What to look out for in 2026
Emerging growth in Asia as a whole
Despite facing significant economic headwinds, Asia has emerged as a rare engine of expansion throughout 2025, a trend that is expected to carry into 2026. An indicator of the region's resilience has been the sharp rebound in M&A activity, with deal volume and value rising across key markets despite a challenging macroeconomic backdrop.
Among others, this presents a meaningful opportunity to capitalise on the growing demand for transactional risk solutions. On this, we note that 2025 has already seen a noticeable uptick in W&I placements across Asia, underscoring both the rebound in deal activity across the region but also the growing adoption of W&I insurance as an effective way to transfer risks in transactions.
Insurance for digital asset service providers is also expected to be a growth area, with regulators in the region recognising the significance of its role from a consumer protection standpoint. The Hong Kong SFC, for example, requires licensed virtual asset service platforms to maintain insurance covering client assets held in both hot and cold wallets. This requirement has been subject to industry feedback regarding the difficulties in compliance given, among others, the lack of capacity provided by insurers in the region to cover such risks. The SFC is, therefore, considering modifications to the same – while local capacity for such insurance is gradually increasing.
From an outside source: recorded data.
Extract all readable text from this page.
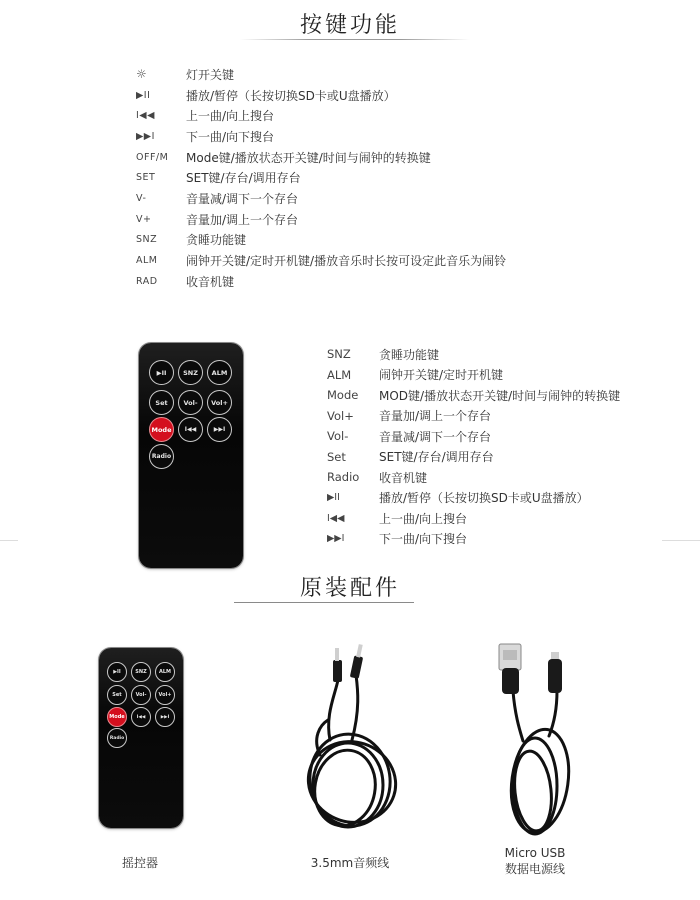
按键功能
☼	灯开关键
▶II	播放/暂停（长按切换SD卡或U盘播放）
I◀◀	上一曲/向上搜台
▶▶I	下一曲/向下搜台
OFF/M	Mode键/播放状态开关键/时间与闹钟的转换键
SET	SET键/存台/调用存台
V-	音量减/调下一个存台
V+	音量加/调上一个存台
SNZ	贪睡功能键
ALM	闹钟开关键/定时开机键/播放音乐时长按可设定此音乐为闹铃
RAD	收音机键
▶II	SNZ	ALM
Set	Vol-	Vol+
Mode	I◀◀	▶▶I
Radio
SNZ	贪睡功能键
ALM	闹钟开关键/定时开机键
Mode	MOD键/播放状态开关键/时间与闹钟的转换键
Vol+	音量加/调上一个存台
Vol-	音量减/调下一个存台
Set	SET键/存台/调用存台
Radio	收音机键
▶II	播放/暂停（长按切换SD卡或U盘播放）
I◀◀	上一曲/向上搜台
▶▶I	下一曲/向下搜台
原装配件
▶II	SNZ	ALM
Set	Vol-	Vol+
Mode	I◀◀	▶▶I
Radio
摇控器	3.5mm音频线
Micro USB
数据电源线
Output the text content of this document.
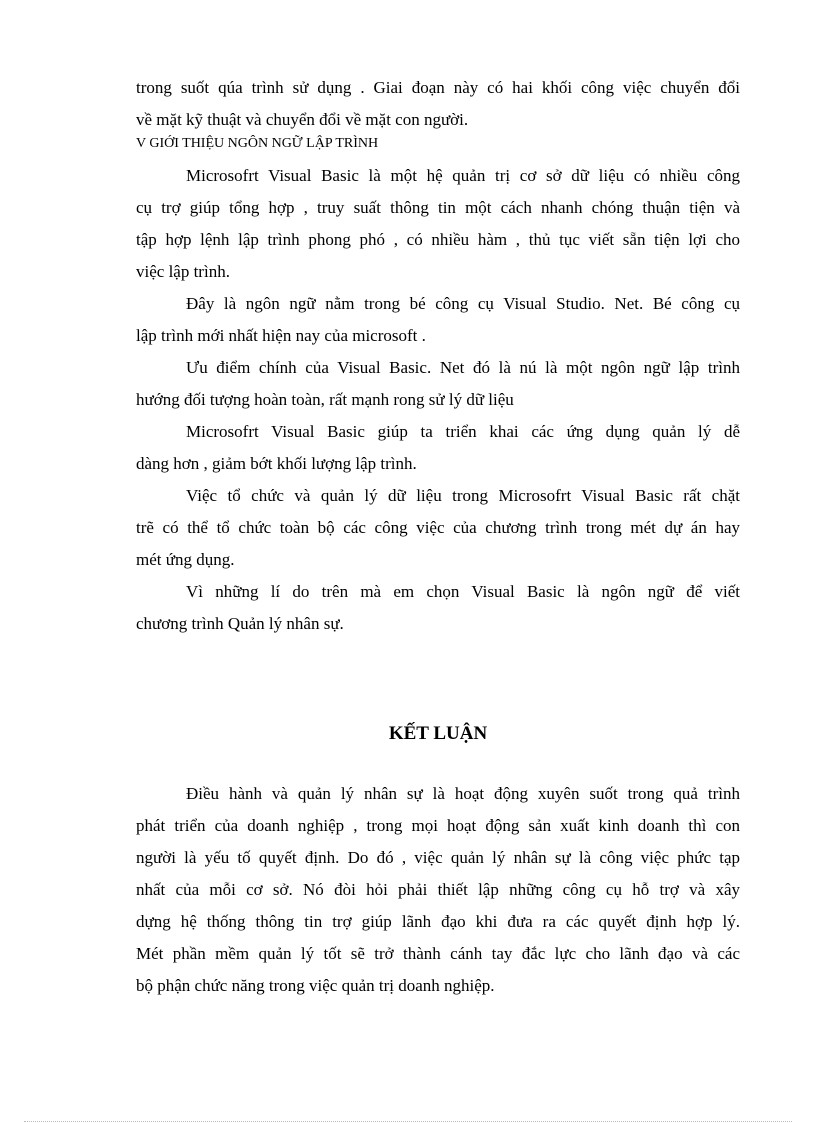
trong suốt qúa trình sử dụng . Giai đoạn này có hai khối công việc chuyển đổi
về mặt kỹ thuật và chuyển đổi về mặt con người.
V GIỚI THIỆU NGÔN NGỮ LẬP TRÌNH
Microsofrt Visual Basic là một hệ quản trị cơ sở dữ liệu có nhiều công
cụ trợ giúp tổng hợp , truy suất thông tin một cách nhanh chóng thuận tiện và
tập hợp lệnh lập trình phong phó , có nhiều hàm , thủ tục viết sẵn tiện lợi cho
việc lập trình.
Đây là ngôn ngữ nằm trong bé công cụ Visual Studio. Net. Bé công cụ
lập trình mới nhất hiện nay của microsoft .
Ưu điểm chính của Visual Basic. Net đó là nú là một ngôn ngữ lập trình
hướng đối tượng hoàn toàn, rất mạnh rong sử lý dữ liệu
Microsofrt Visual Basic giúp ta triển khai các ứng dụng quản lý dễ
dàng hơn , giảm bớt khối lượng lập trình.
Việc tổ chức và quản lý dữ liệu trong Microsofrt Visual Basic rất chặt
trẽ có thể tổ chức toàn bộ các công việc của chương trình trong mét dự án hay
mét ứng dụng.
Vì những lí do trên mà em chọn Visual Basic là ngôn ngữ để viết
chương trình Quản lý nhân sự.
KẾT LUẬN
Điều hành và quản lý nhân sự là hoạt động xuyên suốt trong quả trình
phát triển của doanh nghiệp , trong mọi hoạt động sản xuất kinh doanh thì con
người là yếu tố quyết định. Do đó , việc quản lý nhân sự là công việc phức tạp
nhất của mỗi cơ sở. Nó đòi hỏi phải thiết lập những công cụ hỗ trợ và xây
dựng hệ thống thông tin trợ giúp lãnh đạo khi đưa ra các quyết định hợp lý.
Mét phần mềm quản lý tốt sẽ trở thành cánh tay đắc lực cho lãnh đạo và các
bộ phận chức năng trong việc quản trị doanh nghiệp.
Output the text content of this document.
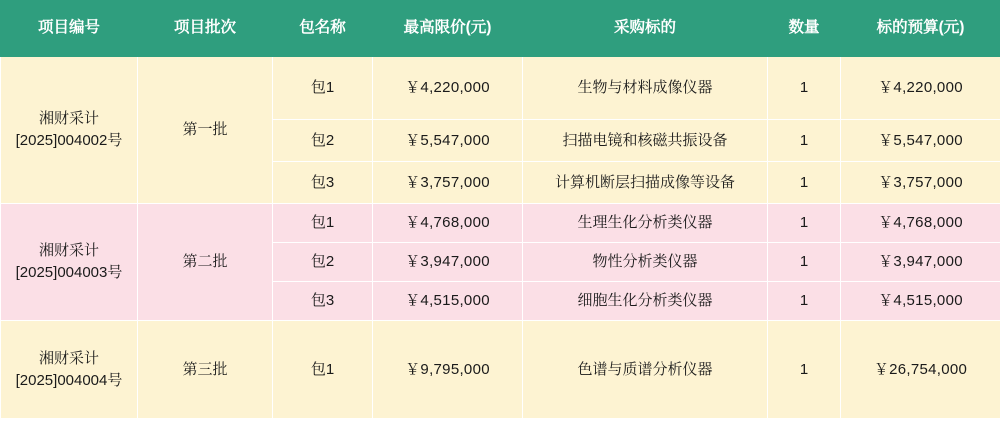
项目编号	项目批次	包名称	最高限价(元)	采购标的	数量	标的预算(元)
湘财采计[2025]004002号	第一批	包1	￥4,220,000	生物与材料成像仪器	1	￥4,220,000
		包2	￥5,547,000	扫描电镜和核磁共振设备	1	￥5,547,000
		包3	￥3,757,000	计算机断层扫描成像等设备	1	￥3,757,000
湘财采计[2025]004003号	第二批	包1	￥4,768,000	生理生化分析类仪器	1	￥4,768,000
		包2	￥3,947,000	物性分析类仪器	1	￥3,947,000
		包3	￥4,515,000	细胞生化分析类仪器	1	￥4,515,000
湘财采计[2025]004004号	第三批	包1	￥9,795,000	色谱与质谱分析仪器	1	￥26,754,000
Rising demand for AI liability insurance
While AI-driven losses may be silently covered under existing policies (for example, professional indemnity and cyber insurance policies), the industry is wising up. We are seeing insurers excluding exposure to such risks under existing policies, with a new focus on developing coverages that respond to the unique risks created by AI adoption such as AI failures / limitations, including hallucinations, biased outputs and autonomous decision-making errors. For example, Munich Re, AXA XL, Armilla AI, Chaucer, and PICC are reportedly developing specialised, standalone AI liability products and/or adding AI-specific endorsements to existing technology, cyber or professional lines policies
Insurance for AI liability is a promising growth area for insurers and indeed, Deloitte has estimated that by 2032, AI liability premiums globally will be upward of USD$4 billion. Underwriting AI liability will no doubt be challenging for insurers given the lack of (if any) tested wordings in the market and the fast pace at which AI (and, therefore, its associated risks and regulations) are evolving.
Going forward, trends in this area are worth monitoring, as regulatory scrutiny intensifies, particularly around responsible AI governance. It is therefore not inconceivable that AI liability insurance could become an expectation, or even a mandated requirement, for businesses operating at scale with AI systems sometime in the future.